March 6th, 2009 at 4:13 pm
I tend to speed, and I find that the “Limit 65 / Your Speed 72″ signs REALLY work.
Also, I-5 through the mountains from OR to CA has little graphic signs of trucks falling over going around a curve, and those totally make me slow down.
Re the design—I remember when I was a kid, and the limit was 55mph in the 70s-80s, and my mom would always say “these roads were built (designed and banked) for 70-75mph.” But now the limit is 65-70 in a lot of places, and people are going 80-90mph, and were the interstates built for 90mph?
March 6th, 2009 at 9:33 pm
Up until last summer, that stretch of highway used to be part of my daily commute. I think there are two factors here that make it worse than it might be.
One is that it’s actually two left exits in a row. As the first picture shows, you start with four lanes. The leftmost exits, and the second-to-the-left splits into the exit and to continue down the road. About a quarter-mile down, that lane exits, and the next one over splits. So you are left with two lanes, but immediately after this, it merges with an on-ramp from the left, and the rightmost lane ends. So for through traffic, the best place to start is the second-from-the-right. If you know this ahead of time, great. From experience, less than half the people do, usually.
The second factor is that, from the vantage point of the top picture, there is an on-ramp on the right, right behind the “camera.” And it’s a very convenient way to get across town to get on the highway and cut across all the lanes of traffic to get onto the first exit.
Oh, and there’s a Major League Baseball stadium between the two exits. Many of the accidents happen on game nights.
I’d also like to mention that the “too low” barriers are the only thing on the Sunshine Skyway bridge between the cars and the water, not too far south of these exits.

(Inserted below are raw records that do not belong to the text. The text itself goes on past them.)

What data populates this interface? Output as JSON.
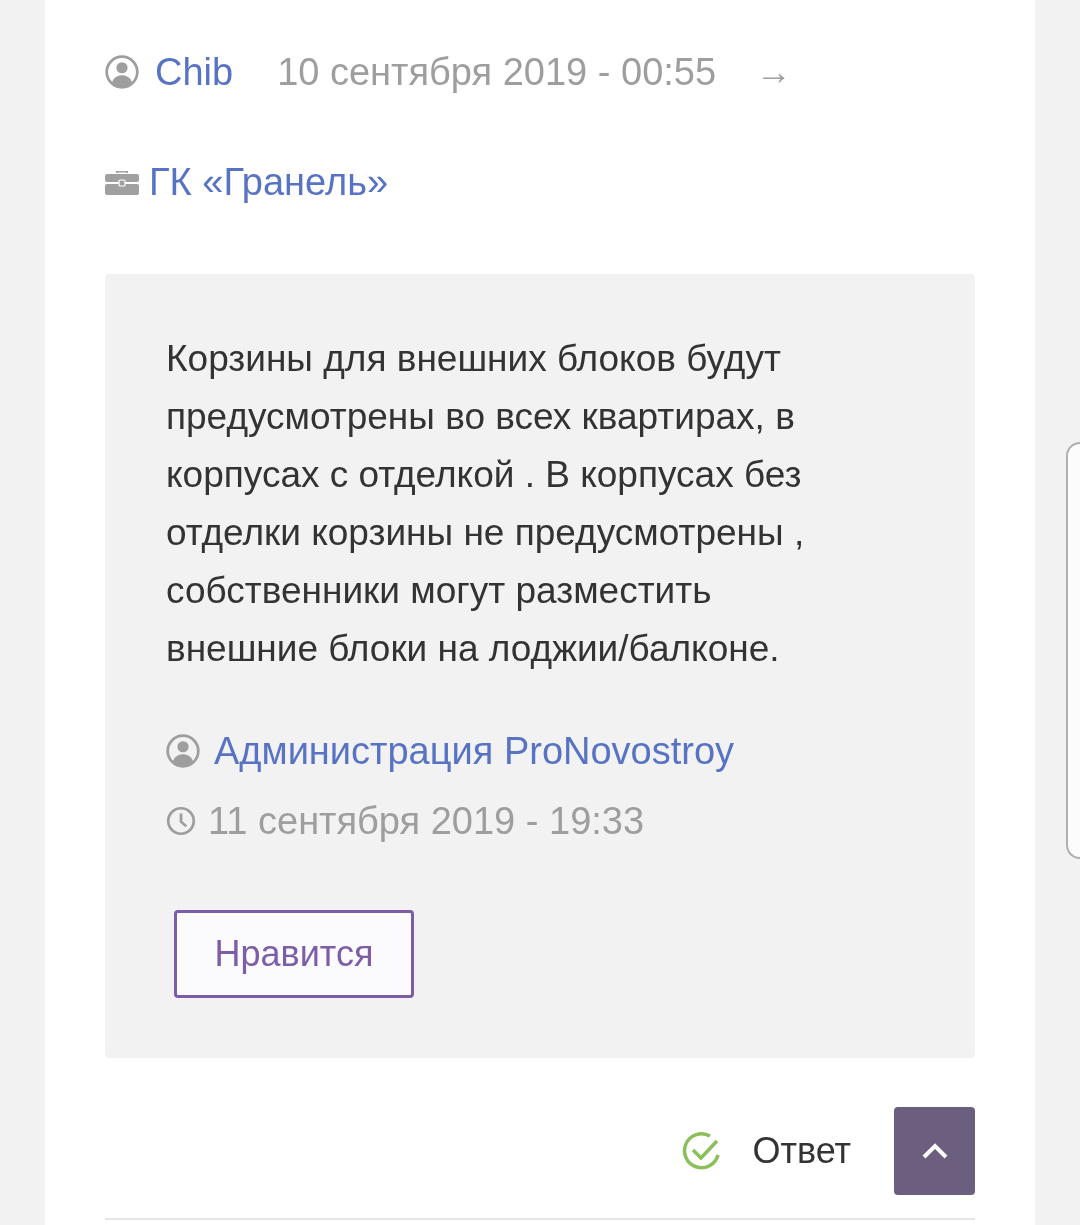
{
  "comment_meta": {
    "author": "Chib",
    "date": "10 сентября 2019 - 00:55",
    "arrow": "→"
  },
  "company": {
    "name": "ГК «Гранель»"
  },
  "reply": {
    "text": "Корзины для внешних блоков будут предусмотрены во всех квартирах, в корпусах с отделкой . В корпусах без отделки корзины не предусмотрены , собственники могут разместить внешние блоки на лоджии/балконе.",
    "author": "Администрация ProNovostroy",
    "date": "11 сентября 2019 - 19:33",
    "like_button": "Нравится"
  },
  "answer": {
    "label": "Ответ",
    "checked": true
  }
}
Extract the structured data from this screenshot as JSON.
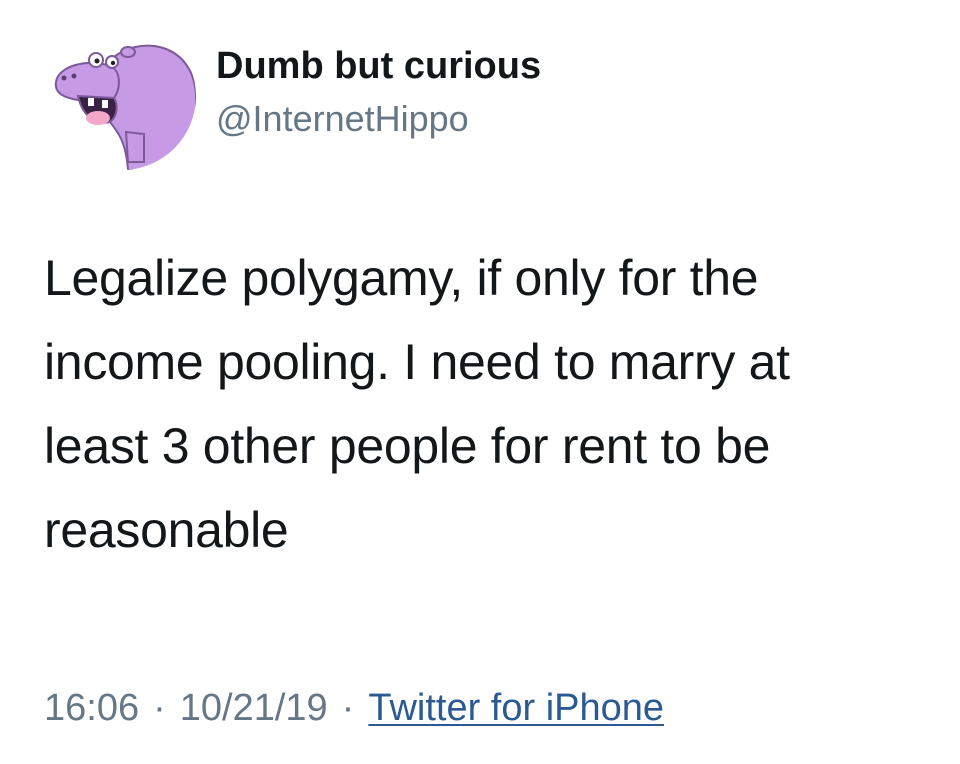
{
  "tweet": {
    "author": {
      "display_name": "Dumb but curious",
      "handle": "@InternetHippo",
      "avatar_icon": "hippo-avatar-icon",
      "avatar_color": "#c79ae6"
    },
    "text_lines": [
      "Legalize polygamy, if only for the",
      "income pooling. I need to marry at",
      "least 3 other people for rent to be",
      "reasonable"
    ],
    "time": "16:06",
    "separator": "·",
    "date": "10/21/19",
    "source": "Twitter for iPhone",
    "colors": {
      "text": "#14171a",
      "secondary": "#657786",
      "link": "#2b5a93"
    }
  }
}
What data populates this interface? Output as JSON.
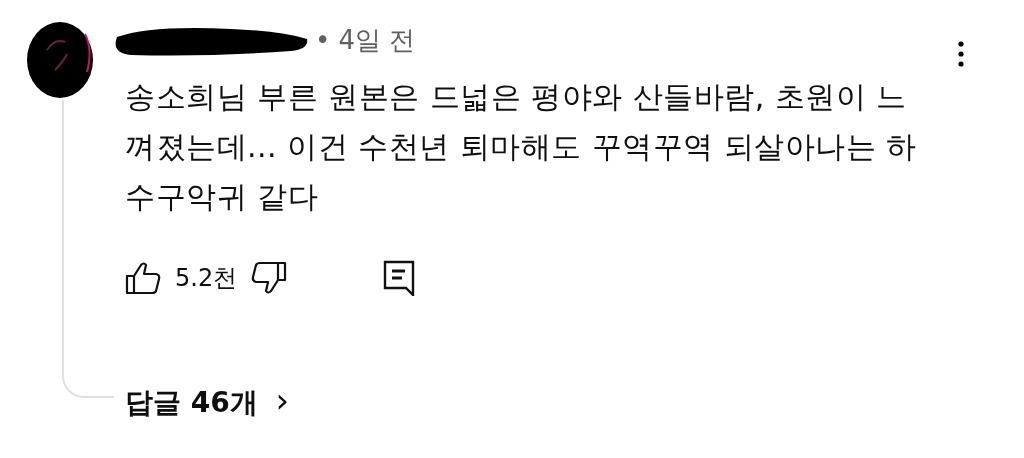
{
  "comment": {
    "time": "• 4일 전",
    "text": "송소희님 부른 원본은 드넓은 평야와 산들바람, 초원이 느껴졌는데... 이건 수천년 퇴마해도 꾸역꾸역 되살아나는 하수구악귀 같다",
    "likes": "5.2천",
    "replies": "답글 46개",
    "replies_arrow": "›"
  }
}
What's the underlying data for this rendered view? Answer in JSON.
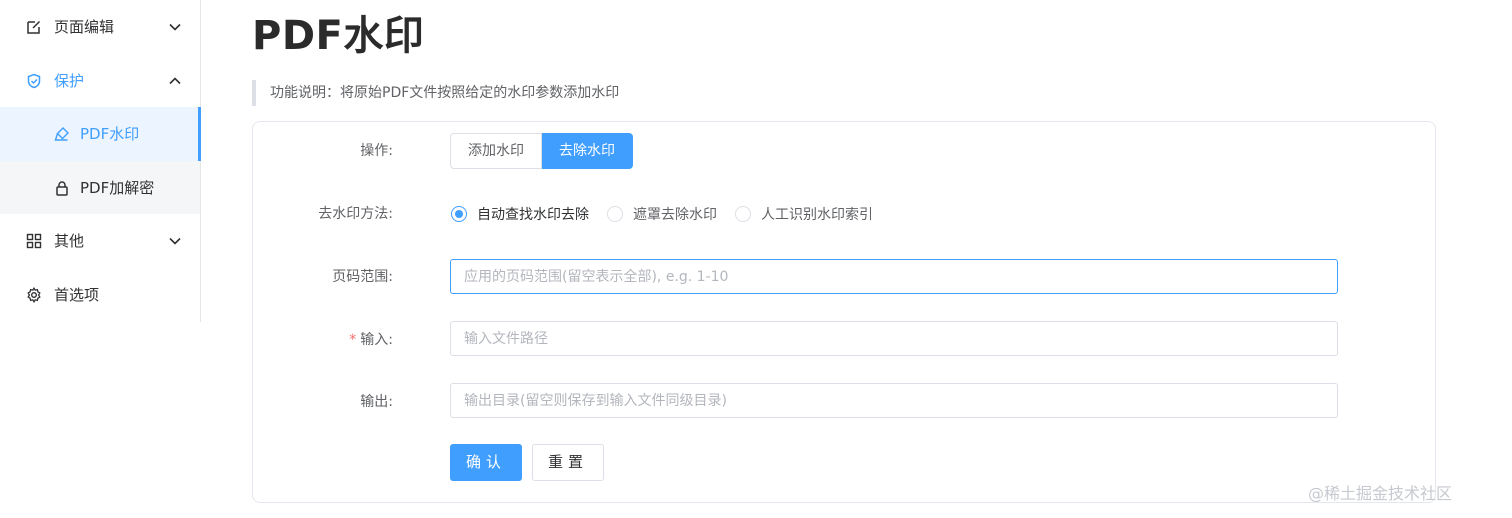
{
  "sidebar": {
    "items": [
      {
        "label": "页面编辑",
        "icon": "edit-icon",
        "chevron": "chevron-down-icon"
      },
      {
        "label": "保护",
        "icon": "shield-icon",
        "chevron": "chevron-up-icon"
      },
      {
        "label": "PDF水印",
        "icon": "brush-icon"
      },
      {
        "label": "PDF加解密",
        "icon": "lock-icon"
      },
      {
        "label": "其他",
        "icon": "grid-icon",
        "chevron": "chevron-down-icon"
      },
      {
        "label": "首选项",
        "icon": "gear-icon"
      }
    ]
  },
  "page": {
    "title": "PDF水印",
    "description": "功能说明：将原始PDF文件按照给定的水印参数添加水印"
  },
  "form": {
    "operation": {
      "label": "操作:",
      "options": [
        "添加水印",
        "去除水印"
      ],
      "selected": "去除水印"
    },
    "method": {
      "label": "去水印方法:",
      "options": [
        "自动查找水印去除",
        "遮罩去除水印",
        "人工识别水印索引"
      ],
      "selected": "自动查找水印去除"
    },
    "page_range": {
      "label": "页码范围:",
      "placeholder": "应用的页码范围(留空表示全部), e.g. 1-10",
      "value": ""
    },
    "input": {
      "required_mark": "*",
      "label": "输入:",
      "placeholder": "输入文件路径",
      "value": ""
    },
    "output": {
      "label": "输出:",
      "placeholder": "输出目录(留空则保存到输入文件同级目录)",
      "value": ""
    },
    "confirm_label": "确认",
    "reset_label": "重置"
  },
  "watermark": "@稀土掘金技术社区",
  "colors": {
    "accent": "#409eff",
    "required": "#f56c6c",
    "border": "#dcdfe6"
  }
}
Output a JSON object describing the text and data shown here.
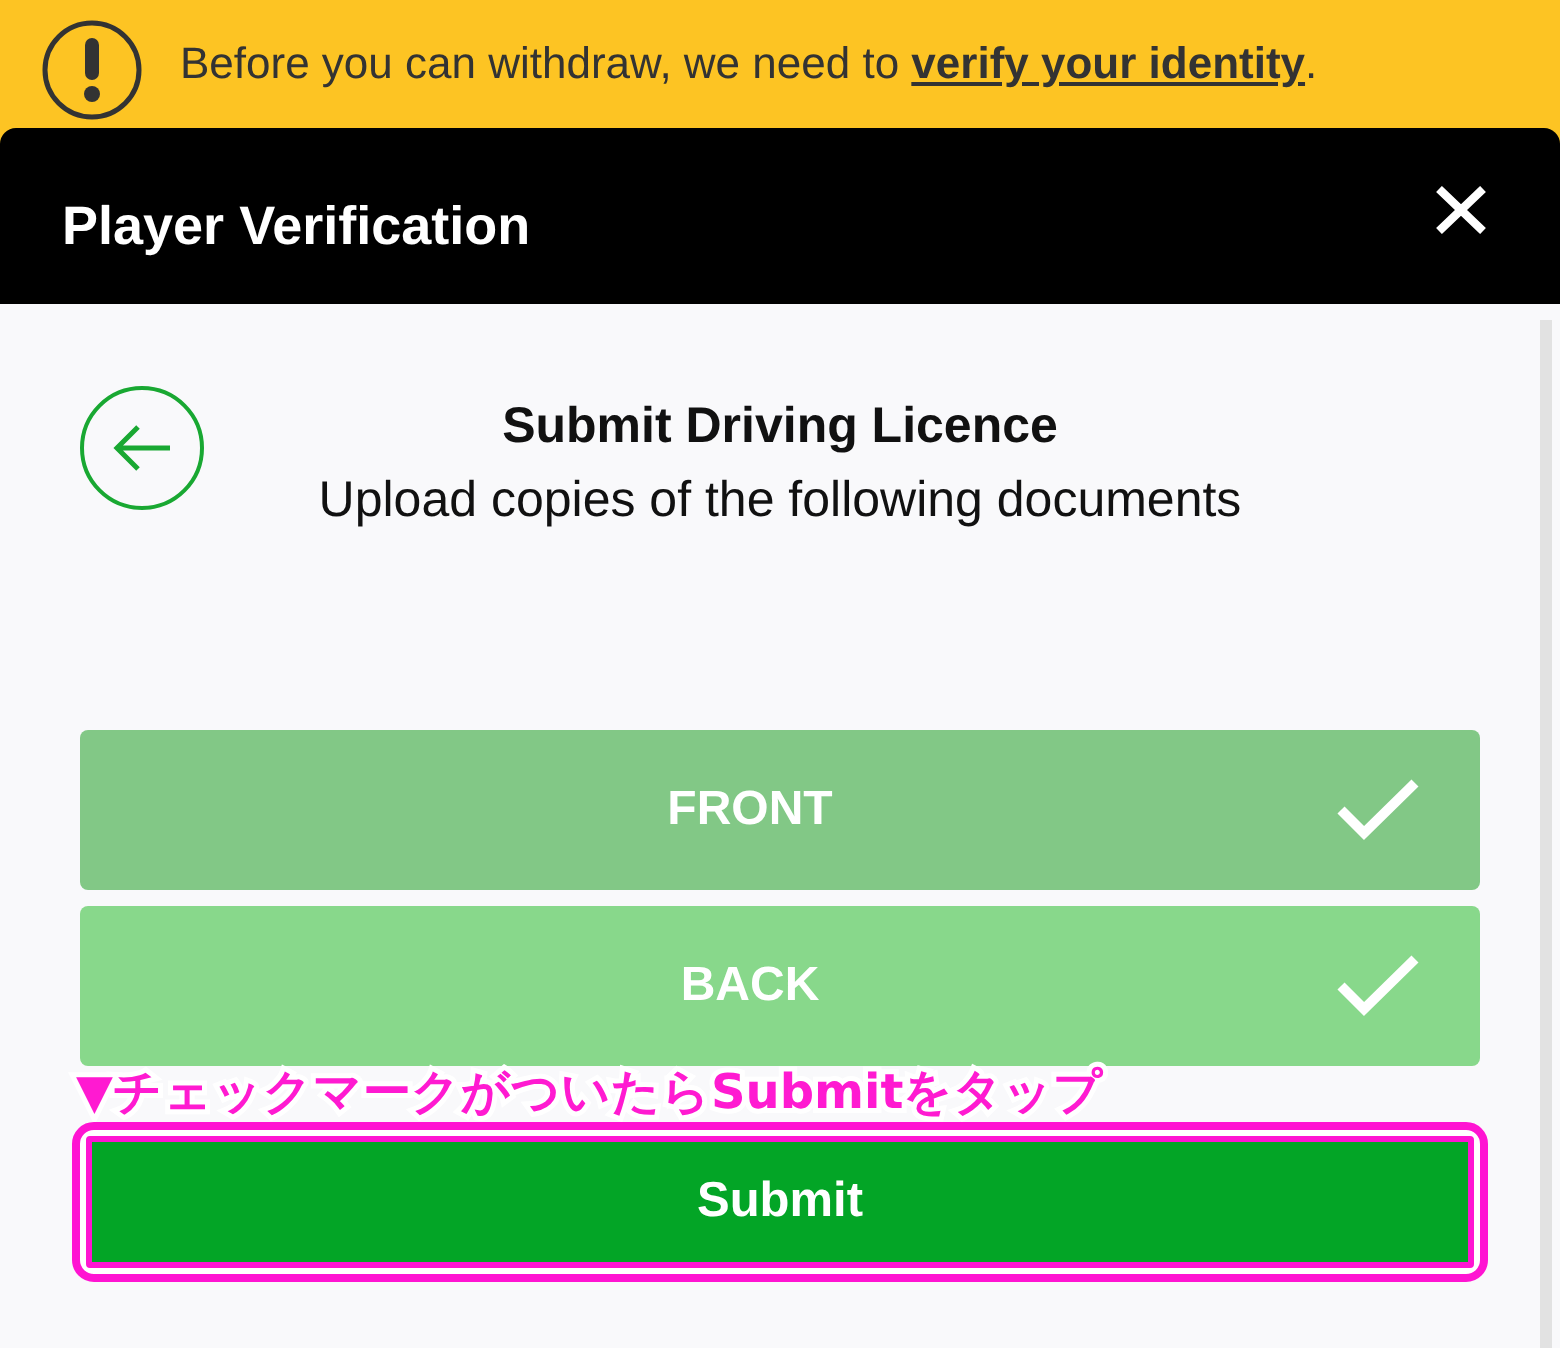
{
  "banner": {
    "message_start": "Before you can withdraw, we need to ",
    "link": "verify your identity",
    "message_end": "."
  },
  "dialog": {
    "title": "Player Verification"
  },
  "step": {
    "title": "Submit Driving Licence",
    "subtitle": "Upload copies of the following documents"
  },
  "documents": [
    {
      "label": "FRONT",
      "uploaded": true,
      "color": "#82c886"
    },
    {
      "label": "BACK",
      "uploaded": true,
      "color": "#88d88b"
    }
  ],
  "annotation": "▼チェックマークがついたらSubmitをタップ",
  "submit": {
    "label": "Submit"
  }
}
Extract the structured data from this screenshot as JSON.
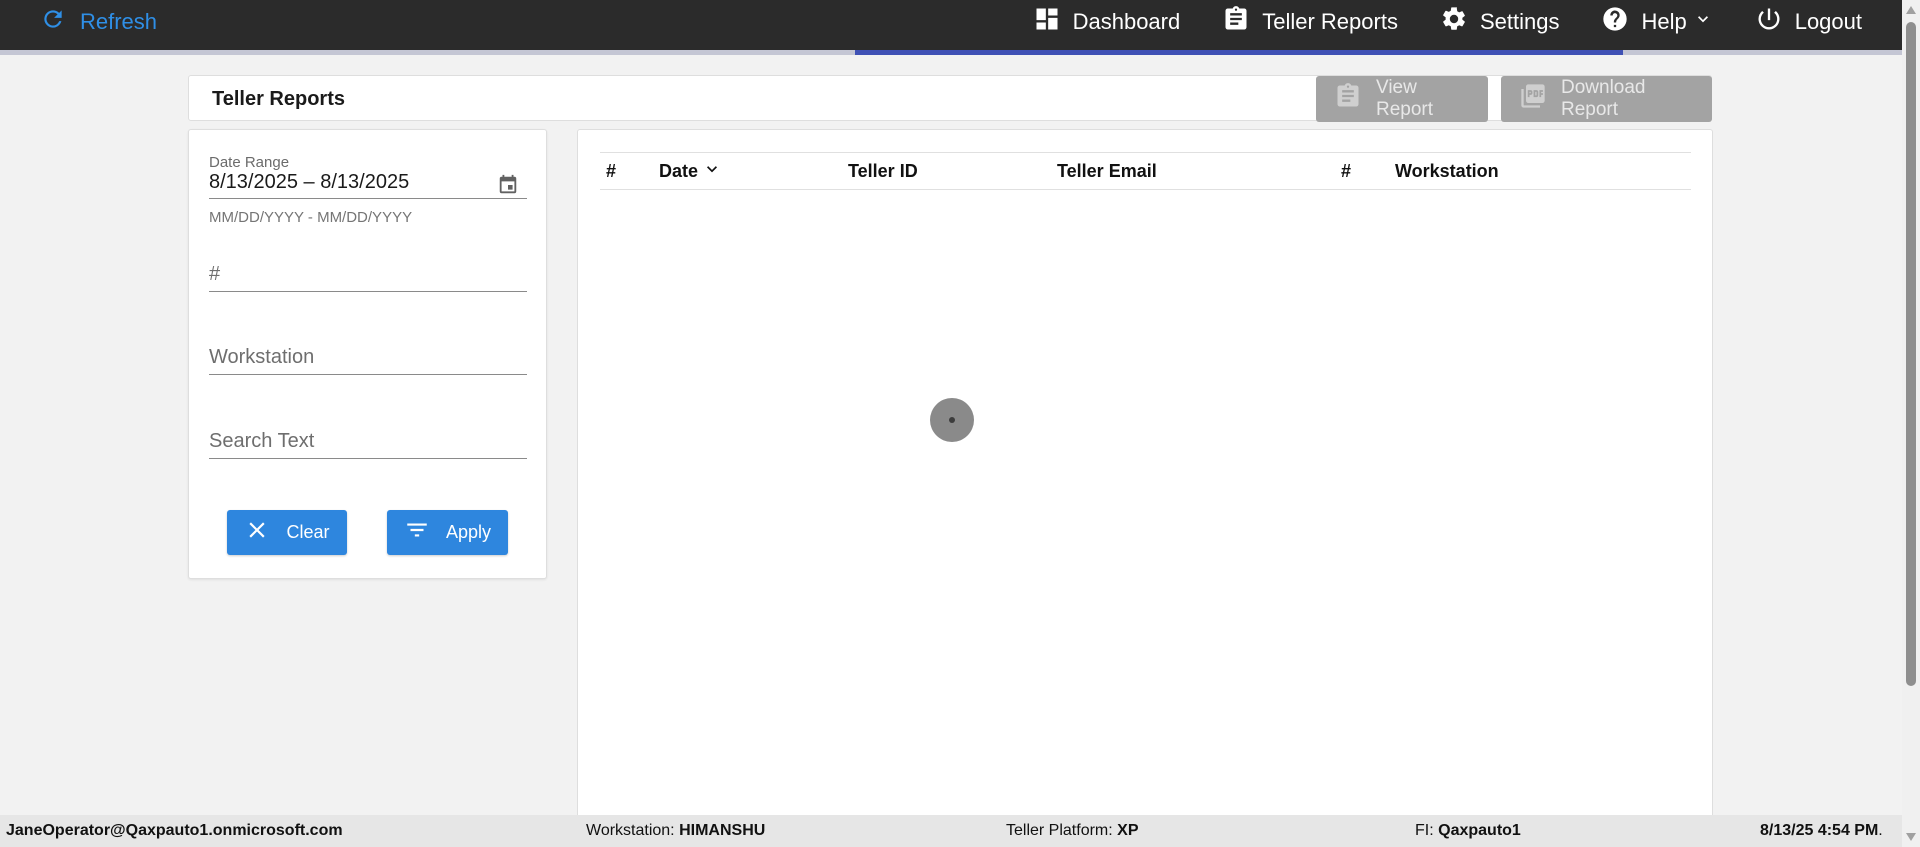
{
  "topbar": {
    "refresh_label": "Refresh",
    "nav": [
      {
        "label": "Dashboard",
        "icon": "dashboard-icon"
      },
      {
        "label": "Teller Reports",
        "icon": "clipboard-icon"
      },
      {
        "label": "Settings",
        "icon": "gear-icon"
      },
      {
        "label": "Help",
        "icon": "help-icon"
      },
      {
        "label": "Logout",
        "icon": "power-icon"
      }
    ],
    "active_item": "Teller Reports"
  },
  "header": {
    "title": "Teller Reports",
    "view_report_label": "View Report",
    "download_report_label": "Download Report"
  },
  "filters": {
    "date_range_label": "Date Range",
    "date_range_value": "8/13/2025 – 8/13/2025",
    "date_range_hint": "MM/DD/YYYY - MM/DD/YYYY",
    "number_placeholder": "#",
    "workstation_placeholder": "Workstation",
    "search_placeholder": "Search Text",
    "clear_label": "Clear",
    "apply_label": "Apply"
  },
  "table": {
    "columns": [
      "#",
      "Date",
      "Teller ID",
      "Teller Email",
      "#",
      "Workstation"
    ],
    "sorted_column": "Date",
    "rows": [],
    "loading": true
  },
  "status": {
    "user": "JaneOperator@Qaxpauto1.onmicrosoft.com",
    "workstation_label": "Workstation:",
    "workstation_value": "HIMANSHU",
    "platform_label": "Teller Platform:",
    "platform_value": "XP",
    "fi_label": "FI:",
    "fi_value": "Qaxpauto1",
    "datetime": "8/13/25 4:54 PM",
    "datetime_suffix": "."
  },
  "colors": {
    "topbar_bg": "#2b2b2b",
    "accent_blue": "#2e86de",
    "active_underline": "#3f51b5",
    "refresh_blue": "#2f8fe6",
    "disabled_button": "#a3a3a3"
  }
}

March 10th, 2009 at 4:50 pm
Bonjour! I am writing this from La France Profond, in Gascony, SW France. We have very good autoroutes, mainly “turnpikes”, or toll roads, which help to pay for improvements in the system: or so we are told. We don’t pay a road tax, or have to pay for a new licence plate every two years. The revenue comes from the tolls. Dodging any form of tax is a national sport here. What has provoked me to post this is the fact you can exit on the right! I’ve been driving for 52 years and have driven through 32 of your States, plus Canada, so I feel qualified to say, that is effing dangerous! We don’t stay in lane and have passing either side. We use the outside lane for passing, and as we mostly have 2 lanes, we return to the right. Three or four lanes only around cities. Actually very similar to the States, as I remember. The difference being our speed limits are 81mph dry, 70 wet and 56 on ordinary main roads. I often drive to England and the 700miles of autoroute I cover in 10 hours usually, there is nowhere you can exit on the left. It does not work. There are more than enough deaths already on our roads. Bonne journee.
March 10th, 2009 at 4:59 pm
I can not seem to edit my text on this site! I meant to say…EXIT ON THE LEFT! Merde, the whole point of my text.